Not all metaphors are equally helpful, though. Broadly speaking, the language we currently use to describe AI tends to fall into one of four categories: master, partner, assistant, and tool. To choose the right one, leaders should look at the type of relationship each implies between humans and AI—including where the metaphor sits on the spectrum from “AI in control” to “humans in control”—and the attitudes and actions each one tends to spark.

AI as tool

The tool metaphor is the only one of the four that isn’t anthropomorphic. Depicting AI as a device used to carry out a particular function reinforces the idea that AI models are created by humans and can therefore be fully shaped by them.

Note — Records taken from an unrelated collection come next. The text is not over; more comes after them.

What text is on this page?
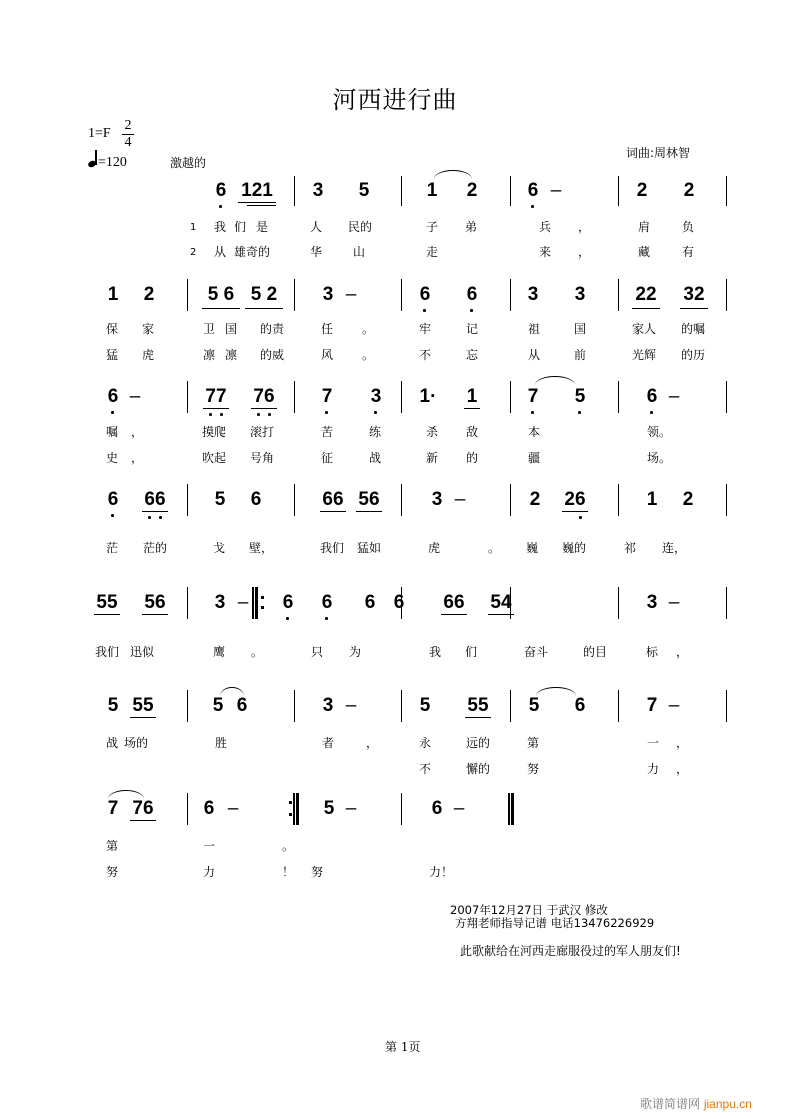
河西进行曲
1=F
2
4
=120	激越的
词曲:周林智
6 121 3 5	1 2	6 –	2 2
1 我 们 是	人 民的	子 弟	兵 ，	肩	负
2 从 雄奇的	华	山	走	来 ，	藏	有
1 2	5 6 5 2 3 –	6 6	3 3	22 32
保 家	卫 国 的责	任 。	牢	记	祖	国	家人 的嘱
猛 虎	凛 凛 的威	风 。	不	忘	从	前	光辉 的历
6 –	77 76 7 3 1· 1	7 5	6 –
嘱 ，	摸爬 滚打	苦	练	杀 敌	本	领。
史 ，	吹起 号角	征	战	新 的	疆	场。
6 66	5 6	66 56	3 –	2 26	1 2
茫 茫的	戈 壁，	我们 猛如	虎	。 巍 巍的	祁 连，
55 56	3 – 6 6 6 6 66 54	3 –
我们 迅似	鹰 。	只 为	我 们	奋斗	的目	标 ，
5 55	5 6	3 –	5 55 5 6	7 –
战 场的	胜	者	，	永	远的	第	一 ，
不	懈的	努	力 ，
7 76	6 –	5 –	6 –
第	一	。
努	力	！ 努	力！
2007年12月27日 于武汉 修改
方翔老师指导记谱 电话13476226929
此歌献给在河西走廊服役过的军人朋友们!
第 1页
歌谱简谱网 jianpu.cn
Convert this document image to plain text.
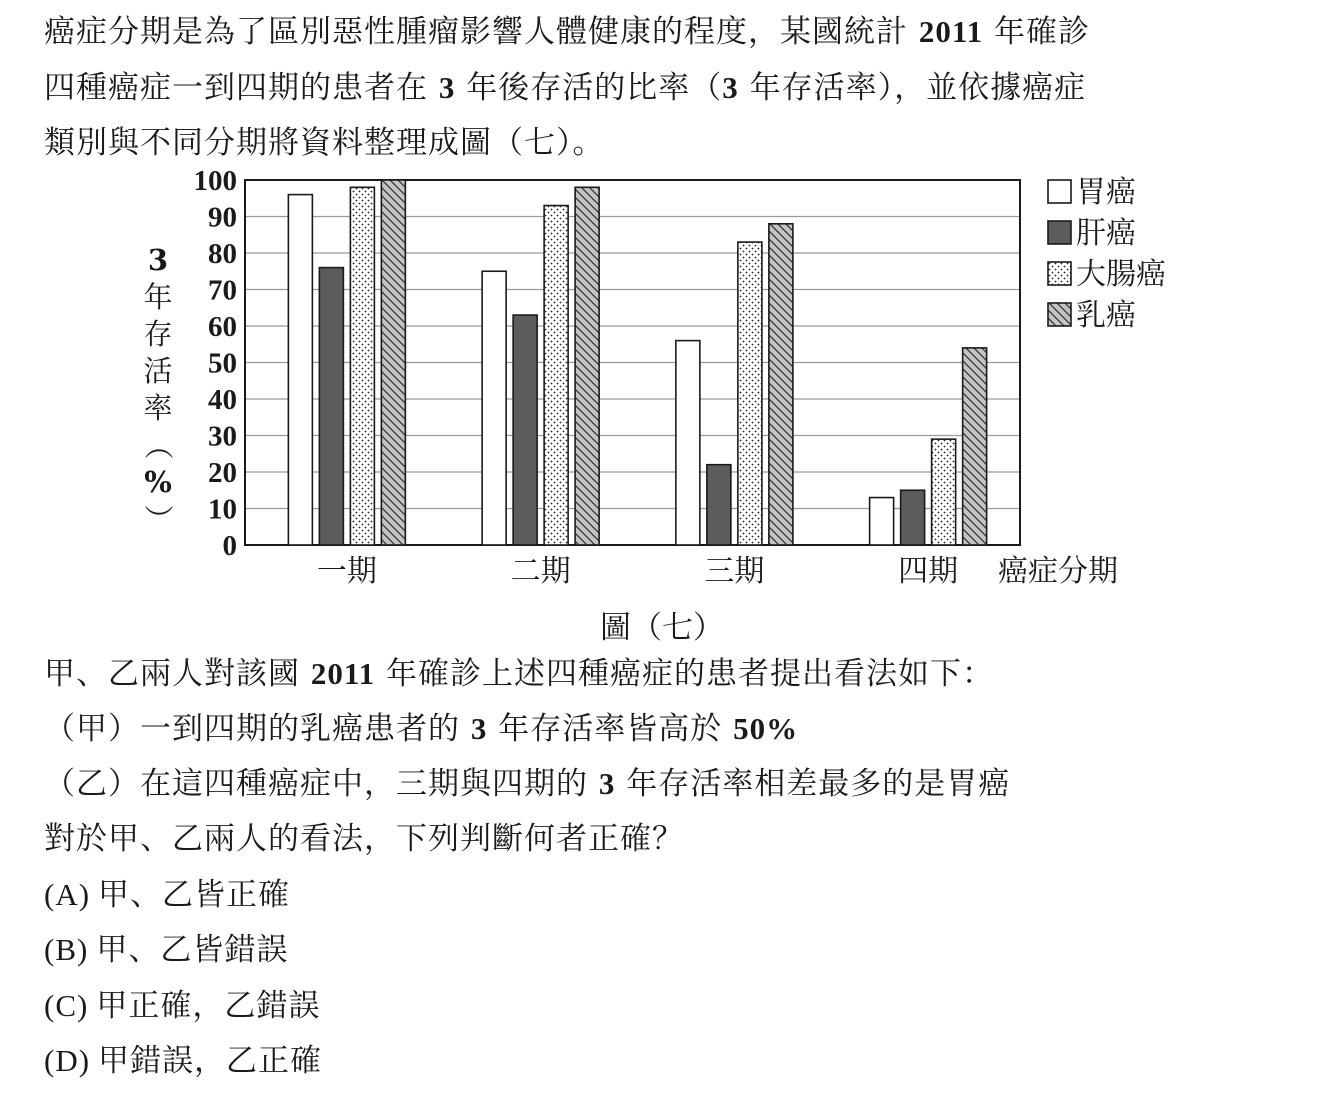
癌症分期是為了區別惡性腫瘤影響人體健康的程度，某國統計 2011 年確診

四種癌症一到四期的患者在 3 年後存活的比率（3 年存活率），並依據癌症

類別與不同分期將資料整理成圖（七）。

0
10
20
30
40
50
60
70
80
90
100
一期	二期	三期	四期 癌症分期
3
年
存
活
率
（
%
）
胃癌
肝癌
大腸癌
乳癌
圖（七）
甲、乙兩人對該國 2011 年確診上述四種癌症的患者提出看法如下：
（甲）一到四期的乳癌患者的 3 年存活率皆高於 50%
（乙）在這四種癌症中，三期與四期的 3 年存活率相差最多的是胃癌
對於甲、乙兩人的看法，下列判斷何者正確？
(A) 甲、乙皆正確
(B) 甲、乙皆錯誤
(C) 甲正確，乙錯誤
(D) 甲錯誤，乙正確
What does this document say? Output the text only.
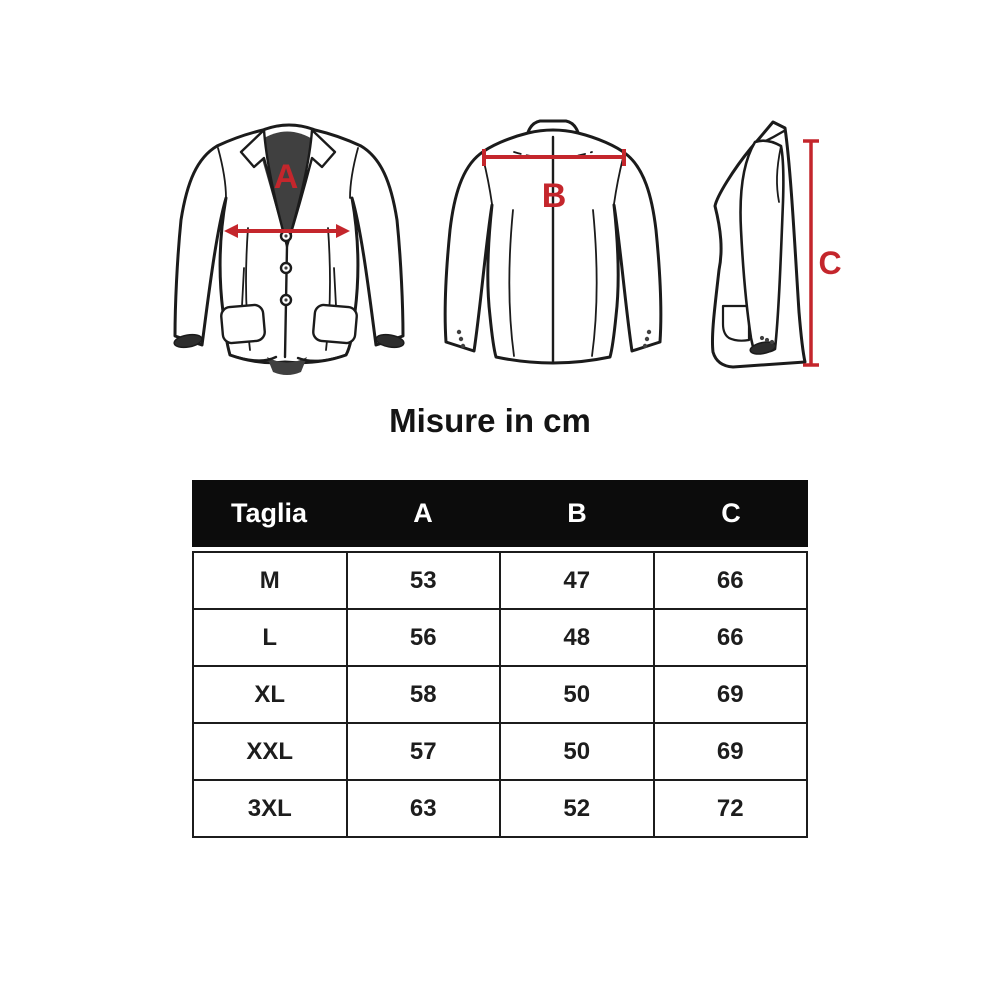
A	B
C
Misure in cm
Taglia	A	B	C
M	53	47	66
L	56	48	66
XL	58	50	69
XXL	57	50	69
3XL	63	52	72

While there is value in describing AI in a non-anthropomorphic way, there might be even greater risk in doing so. Portraying AI as a tool completely under human control fails to recognize how different it is from technologies that precede it. AI models can learn on their own at unprecedented speed and develop logical pathways that even their designers don’t fully understand. The tool metaphor risks lulling people and organizations into a sense of overconfidence—making them blind to AI’s singular strengths and risks, and unintentionally opening the door to harmful usage.

AI as master

Films and books are filled with another metaphor: Stories of AI as a master that gains authority over the human race. This one calls for a binary response: either resistance or submission. Resistance leads, in the extreme, to calls for an outright ban of the technology. Submission is fundamentally disempowering and leads to a paralyzing and—possibly self-fulfilling—belief that nothing can be done to mitigate AI’s unintended consequences. Either way, portraying AI as a master seems counterproductive.

AI as partner

In recent months, plenty of articles have welcomed AI as a new “co-worker” and praised the benefits of “collaborating” or “partnering” with AI. The metaphor of AI as partner suggests a relationship of equals between the technology and the humans who use it, but that isn’t exactly accurate: Humans set the models’ initial goals and design them accordingly, which creates a hierarchy in the relationship.

AI as assistant

This metaphor is one of the most widely used—from AI as “conversational assistant” to AI as “co-pilot.”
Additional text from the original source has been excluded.